The first step of the Vietnamese modern painting

The first step of the Vietnamese modern painting

 By To Ngoc Van

 

The Fine-Arts  School, in the first year of its founding, was situated in Dufeur garden, that is to say, within the limits of the present-day school. That was a repository of the Public Works Service, roofed with zinc, in 1925, where were put shovels and pickaxes. It was both the residence of the director, Mr Tardieu, and the gathering place for successful candidates. In this cradle of the modern Fine-Arts school may be seen some large pictures by Mr Tardieu, now shown at the lecture-room of the Universityof Indochina. By that time, they were not moss-grown and covered with mould as they are today. They always sparkled with red light of ripe oranges. In front of them stood a very long ladder that reached the top of the pictures. It used to crackle under Mr Tardieu's heavy footsteps each time he climbed up to work on a picture. Every day, we crowded together at the foot of the ladder, with both sympathy and mischief. All day long, the ladder watched a very aesthetically unkempt hair of Le Pho who frequently wore a starched collar with along black neck-tie. It mischievously witnessed the young Nguyen Phan Chanh's ill luck that occurred twice a day, in the morning and the afternoon. The rea­son for this is that he never parted from his discoloured umbrella which he always kept beside him, even when he worked on a painting. The first day Mr Tardieu saw it, he carried the umbrella away and hung it on a rung of the ladder without scrupling to offend Nguyen Phan Chanh. However, the next day, then the day after the next..., it rested with Phan Chanh to keep his umbrella beside him, and with Mr Tardieu to hang the umbrella on the ladder. Asfor the towering ladder, it crackled each time the umbrella was hung on it, as if it poked fun and counted up once again. Over there is Mai Trung Thu with his lips hung and his wide opened eyes that seemingly wanted to run onto the posing naked model's body which he was perseveringly sketching in. At this little place was sitting Le Van De who was also absorbed in his work, also persevering in his efforts. Now and then, he bursted out laughing at something unknown, like a fire­cracker which suddenly breaks out.
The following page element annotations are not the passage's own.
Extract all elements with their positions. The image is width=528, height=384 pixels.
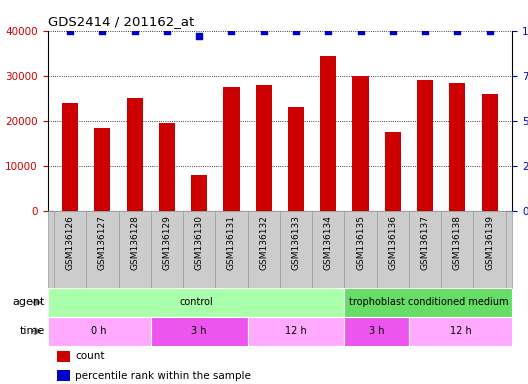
Point [356, 28, 365, 34]
Text: 3 h: 3 h [192, 326, 207, 336]
Text: time: time [20, 326, 45, 336]
Bar [417, 80, 433, 211]
Point [421, 28, 429, 34]
Text: GSM136138: GSM136138 [453, 215, 462, 270]
Text: GSM136136: GSM136136 [388, 215, 397, 270]
Text: GSM136133: GSM136133 [291, 215, 300, 270]
Bar [62, 103, 78, 211]
Text: trophoblast conditioned medium: trophoblast conditioned medium [348, 297, 508, 308]
Point [163, 28, 171, 34]
Text: GSM136130: GSM136130 [195, 215, 204, 270]
Bar [86, 211, 118, 288]
Bar [118, 211, 151, 288]
Bar [48, 288, 344, 317]
Point [98, 28, 107, 34]
Point [66, 28, 74, 34]
Bar [223, 87, 240, 211]
Text: 3 h: 3 h [369, 326, 384, 336]
Bar [127, 98, 143, 211]
Point [195, 33, 203, 39]
Text: GSM136135: GSM136135 [356, 215, 365, 270]
Bar [248, 317, 344, 346]
Text: percentile rank within the sample: percentile rank within the sample [76, 371, 251, 381]
Text: GSM136131: GSM136131 [227, 215, 236, 270]
Point [259, 28, 268, 34]
Text: count: count [76, 351, 105, 361]
Bar [449, 83, 465, 211]
Bar [344, 317, 409, 346]
Bar [48, 317, 151, 346]
Bar [376, 211, 409, 288]
Text: 0 h: 0 h [91, 326, 107, 336]
Bar [409, 317, 512, 346]
Point [324, 28, 333, 34]
Text: 12 h: 12 h [450, 326, 472, 336]
Bar [151, 211, 183, 288]
Bar [159, 123, 175, 211]
Text: GSM136134: GSM136134 [324, 215, 333, 270]
Bar [280, 211, 312, 288]
Point [485, 28, 494, 34]
Bar [191, 175, 207, 211]
Text: GSM136139: GSM136139 [485, 215, 494, 270]
Point [389, 28, 397, 34]
Text: GSM136126: GSM136126 [65, 215, 74, 270]
Bar [312, 211, 344, 288]
Bar [344, 211, 376, 288]
Bar [482, 94, 497, 211]
Bar [57, 351, 70, 362]
Bar [54, 211, 86, 288]
Bar [215, 211, 248, 288]
Text: agent: agent [13, 297, 45, 308]
Bar [256, 85, 272, 211]
Point [453, 28, 461, 34]
Bar [248, 211, 280, 288]
Text: GSM136132: GSM136132 [259, 215, 268, 270]
Bar [441, 211, 474, 288]
Bar [183, 211, 215, 288]
Text: control: control [179, 297, 213, 308]
Text: GDS2414 / 201162_at: GDS2414 / 201162_at [48, 15, 194, 28]
Bar [352, 76, 369, 211]
Bar [344, 288, 512, 317]
Bar [474, 211, 506, 288]
Bar [95, 128, 110, 211]
Point [227, 28, 235, 34]
Text: 12 h: 12 h [285, 326, 307, 336]
Bar [409, 211, 441, 288]
Bar [151, 317, 248, 346]
Point [292, 28, 300, 34]
Point [130, 28, 139, 34]
Bar [57, 370, 70, 381]
Text: GSM136137: GSM136137 [420, 215, 430, 270]
Text: GSM136128: GSM136128 [130, 215, 139, 270]
Text: GSM136129: GSM136129 [163, 215, 172, 270]
Bar [320, 56, 336, 211]
Text: GSM136127: GSM136127 [98, 215, 107, 270]
Bar [288, 108, 304, 211]
Bar [385, 132, 401, 211]
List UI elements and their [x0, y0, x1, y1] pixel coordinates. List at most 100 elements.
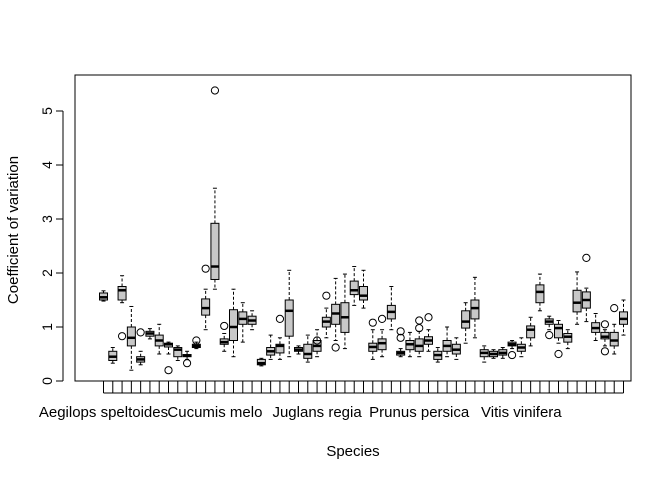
y-tick-label: 0 [39, 377, 55, 385]
box-18 [256, 357, 266, 367]
y-tick-label: 1 [39, 323, 55, 331]
box-body [526, 325, 536, 339]
y-axis: 0 1 2 3 4 5 [39, 107, 64, 385]
box-body [349, 280, 359, 296]
plot-frame [74, 74, 632, 382]
box-29 [359, 269, 368, 309]
y-tick-label: 3 [39, 215, 55, 223]
box-42 [479, 345, 489, 363]
box-25 [321, 291, 331, 339]
box-49 [544, 315, 554, 340]
box-51 [563, 329, 573, 350]
box-36 [424, 313, 433, 352]
outlier-point [600, 347, 610, 356]
x-tick-label: Prunus persica [369, 404, 470, 421]
box-1 [99, 290, 108, 302]
box-body [229, 309, 238, 342]
box-body [461, 310, 471, 329]
box-28 [349, 266, 359, 306]
box-series [99, 86, 628, 375]
x-tick-label: Vitis vinifera [481, 404, 562, 421]
box-31 [377, 314, 387, 358]
box-body [572, 289, 582, 313]
box-55 [600, 320, 610, 356]
x-axis: Aegilops speltoides Cucumis melo Juglans r… [39, 381, 624, 421]
box-22 [294, 345, 303, 355]
box-33 [396, 327, 406, 358]
outlier-point [312, 336, 322, 345]
box-14 [219, 321, 229, 352]
outlier-point [192, 336, 201, 345]
box-39 [451, 337, 461, 360]
box-body [275, 343, 285, 354]
outlier-point [415, 323, 424, 333]
box-body [173, 347, 183, 358]
x-axis-label: Species [326, 443, 379, 460]
box-34 [405, 331, 415, 358]
box-47 [526, 316, 536, 347]
outlier-point [220, 321, 229, 331]
box-body [609, 331, 619, 347]
outlier-point [600, 320, 610, 329]
outlier-point [182, 359, 192, 368]
outlier-point [368, 318, 377, 327]
box-4 [126, 305, 136, 371]
box-13 [210, 86, 220, 290]
box-23 [303, 334, 313, 363]
outlier-point [164, 366, 173, 375]
outlier-point [554, 349, 563, 359]
outlier-point [331, 343, 340, 352]
box-41 [470, 276, 480, 339]
box-37 [433, 347, 443, 363]
outlier-point [610, 304, 619, 313]
y-axis-label: Coefficient of variation [5, 156, 22, 304]
box-27 [340, 273, 350, 350]
box-16 [238, 302, 248, 343]
box-44 [498, 347, 508, 359]
outlier-point [582, 253, 591, 262]
y-tick-label: 5 [39, 107, 55, 115]
y-tick-label: 4 [39, 161, 55, 169]
box-56 [609, 304, 619, 355]
box-body [359, 286, 368, 301]
outlier-point [322, 291, 331, 300]
box-57 [619, 299, 628, 336]
outlier-point [201, 264, 210, 273]
box-32 [386, 286, 396, 331]
box-body [117, 286, 127, 301]
box-45 [507, 340, 517, 360]
outlier-point [117, 332, 127, 341]
outlier-point [396, 327, 405, 336]
outlier-point [136, 328, 145, 337]
box-38 [442, 326, 452, 358]
box-body [470, 299, 480, 320]
box-15 [229, 288, 238, 358]
box-6 [145, 328, 155, 340]
outlier-point [275, 314, 285, 323]
box-body [210, 222, 220, 280]
box-26 [331, 277, 341, 352]
box-body [554, 323, 563, 339]
box-body [284, 299, 294, 337]
box-7 [154, 323, 164, 355]
box-body [126, 326, 136, 347]
box-50 [554, 320, 563, 359]
x-tick-label: Cucumis melo [167, 404, 262, 421]
box-20 [275, 314, 285, 360]
box-54 [591, 313, 601, 341]
box-11 [191, 336, 201, 350]
y-tick-label: 2 [39, 269, 55, 277]
box-17 [247, 310, 257, 331]
box-21 [284, 269, 294, 358]
box-40 [461, 302, 471, 344]
outlier-point [377, 314, 387, 323]
box-10 [182, 350, 192, 368]
box-3 [117, 275, 127, 341]
box-12 [201, 264, 211, 331]
box-52 [572, 271, 582, 325]
box-35 [414, 316, 424, 358]
box-body [535, 284, 545, 304]
box-8 [164, 341, 173, 375]
x-tick-label: Juglans regia [272, 404, 362, 421]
Were there not the Fine-Arts  School, a lot of ardent hearts devoted to Fine-Arts would have been wasted in a certain unrighteous art. The God of this art is Mr Tran Phenh, an artist we have formerly admired and have considered a hardly attainable lofty target. His art consists in dexterity; his talent consists in forging gaudy colours to be applied to figures copied faithfully from photos without taking into account the artist's emotion.

Mr Phenh has been present at the first entrance examination to the Fine Arts School. We took a covetous glance at him, thinking that he came there not to be a student of the Fine-Arts  School, but to become a teacher. During the execution of academy figures, everybody opened wide his eyes to watch the motion of Mr Phenh's hand on the paper. He took out successively from behind his ears lots of pencils of all sizes, unrolled sheets of glossy paper of every format, as cleverly as a coiffeur cleaning the customer's ears. He added finishing touches to the eye-lashes or the wrinkles on the lips of the "model" in the picture.
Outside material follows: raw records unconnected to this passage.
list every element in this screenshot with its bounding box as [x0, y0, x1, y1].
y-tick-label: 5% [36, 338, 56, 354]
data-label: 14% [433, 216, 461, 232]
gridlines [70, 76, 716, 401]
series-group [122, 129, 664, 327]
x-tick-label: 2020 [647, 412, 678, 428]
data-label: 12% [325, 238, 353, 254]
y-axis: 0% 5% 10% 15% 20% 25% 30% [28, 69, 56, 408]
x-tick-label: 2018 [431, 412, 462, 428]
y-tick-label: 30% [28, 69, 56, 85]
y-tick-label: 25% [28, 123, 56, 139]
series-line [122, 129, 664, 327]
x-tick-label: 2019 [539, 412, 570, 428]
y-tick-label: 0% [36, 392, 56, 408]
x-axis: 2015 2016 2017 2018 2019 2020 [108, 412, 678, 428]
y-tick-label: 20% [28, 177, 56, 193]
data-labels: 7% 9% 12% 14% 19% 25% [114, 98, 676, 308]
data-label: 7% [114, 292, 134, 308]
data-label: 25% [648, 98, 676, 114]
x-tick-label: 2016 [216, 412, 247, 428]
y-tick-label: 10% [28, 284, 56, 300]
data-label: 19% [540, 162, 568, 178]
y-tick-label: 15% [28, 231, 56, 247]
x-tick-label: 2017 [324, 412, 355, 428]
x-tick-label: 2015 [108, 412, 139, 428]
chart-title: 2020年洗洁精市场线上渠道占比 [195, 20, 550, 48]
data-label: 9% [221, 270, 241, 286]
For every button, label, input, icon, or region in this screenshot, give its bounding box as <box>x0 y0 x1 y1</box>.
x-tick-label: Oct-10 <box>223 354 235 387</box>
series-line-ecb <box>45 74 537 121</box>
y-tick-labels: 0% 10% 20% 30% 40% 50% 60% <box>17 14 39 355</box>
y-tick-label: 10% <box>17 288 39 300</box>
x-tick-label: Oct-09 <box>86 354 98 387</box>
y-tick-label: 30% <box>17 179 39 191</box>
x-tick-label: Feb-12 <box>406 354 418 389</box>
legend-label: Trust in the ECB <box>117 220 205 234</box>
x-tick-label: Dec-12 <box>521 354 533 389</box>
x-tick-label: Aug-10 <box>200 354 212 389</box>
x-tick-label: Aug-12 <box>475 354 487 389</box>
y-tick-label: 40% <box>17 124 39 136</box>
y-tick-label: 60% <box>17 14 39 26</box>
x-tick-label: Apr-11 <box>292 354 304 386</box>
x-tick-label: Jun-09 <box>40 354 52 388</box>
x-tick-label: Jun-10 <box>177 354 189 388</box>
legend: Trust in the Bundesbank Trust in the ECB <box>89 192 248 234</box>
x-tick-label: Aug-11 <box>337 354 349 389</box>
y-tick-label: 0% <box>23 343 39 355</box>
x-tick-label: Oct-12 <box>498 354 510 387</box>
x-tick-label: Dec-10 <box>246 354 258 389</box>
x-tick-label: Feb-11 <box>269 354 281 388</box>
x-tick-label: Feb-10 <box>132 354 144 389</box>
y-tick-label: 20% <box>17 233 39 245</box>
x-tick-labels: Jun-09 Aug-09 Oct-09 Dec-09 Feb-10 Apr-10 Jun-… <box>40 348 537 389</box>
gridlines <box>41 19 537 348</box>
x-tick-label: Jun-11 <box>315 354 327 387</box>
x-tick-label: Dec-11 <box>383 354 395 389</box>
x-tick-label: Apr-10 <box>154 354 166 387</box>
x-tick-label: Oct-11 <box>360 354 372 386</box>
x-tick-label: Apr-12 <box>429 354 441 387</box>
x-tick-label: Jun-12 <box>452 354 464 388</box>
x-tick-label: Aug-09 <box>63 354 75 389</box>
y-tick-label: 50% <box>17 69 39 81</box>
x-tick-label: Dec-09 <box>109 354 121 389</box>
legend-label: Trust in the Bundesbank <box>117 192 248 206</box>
The examination result was quite astonishing: Mr Phenh was failed. He himself and his art ceased to be sacred. Joyful, passionate, confident, we entered the Fine-Arts school to reach the palace of the "Beauty" which very soon we were attracted to. Are there any young people having such a passion for the human beauty as ours for the "Beauty"?

In the world of such passionate hearts, people talked about well-known Chinese, Japanese or European painters of this century or the past one. People delved into their characters, their talents as if the latter are their old acquaintances, although they knew the artists only through publications or through colour or black-and-white photos of the latter's works. One loves the work only after understanding it. These works have some thing sympathetic, a certain ambience in which our Fine-Arts school students feel at ease. Do not ask them why. They can give only a reply after Montaigne: "Since it is Hokusai, Manet, Cezanne, Van Gogh... Since it is us..."

The collision between the Fine-Arts  Schooland the public began in the first exhibition in about 1928-1929, at the very Fine-Arts  School. There were the painting "A maiden with tangled hair" with a sorrowful physiognomy by Le Pho, the "Maiden sitting on camp bed" with tears in her eyes by Mai Trung Thu. There were the soft "Old man" by Miss Le Thi Luu, some pictures painted with dark-brown colours by Nguyen Phan Chanh describing the countryside. Silk-paintings had not come into being yet. They were only uneven and rough canvases, and not smooth and shiny ones like photos to the public's liking. The press made cautious remarks. People blamed pictures by Le Pho and Nguyen Phan Chanh for their mud-like colours... Did they think these remarks to be merely a praise? A daily newspaper was even ironical about the "lasciviousness" of Mai Trung Thu' s painting, because the artist painted a young woman wearing satinet trousers and a bodice without outer garment... The then general tendency among painters was to refine the figure of a maiden that looked dreamy, innocent, melancholic... Is that a sign of the times? Who may be compared to Mai Trung Thu in depicting eyes wet with tears? Every maiden pictured by Le Pho had dim eyes without living glints. People liked their pictorial works to look Chinese, Japanese. People used to append lots of red seals to lengthy Chinese inscriptions, picture rocks, trees, silhouettes that are seen only in Chinese paintings. "Quite Chinese!", that is a praise for a painting warm-heartedly received by the author. This risible spectacle has betrayed a mannerism, a preference given to the routine over the sincere emotion, as if the pictorial work has merely an outward look without sheltering a soul.

1931. The colonial fair held in Francehas put the French public in touch with Vietnamese painting. I would like to mean silk-paintings which look neither European nor Chinese by the young Nguyen Phan Chanh who formerly kept jealously his umbrella beside him, the young man who has launched a movement for special Annamese silk-paintings that he him­self and all others have never thought about.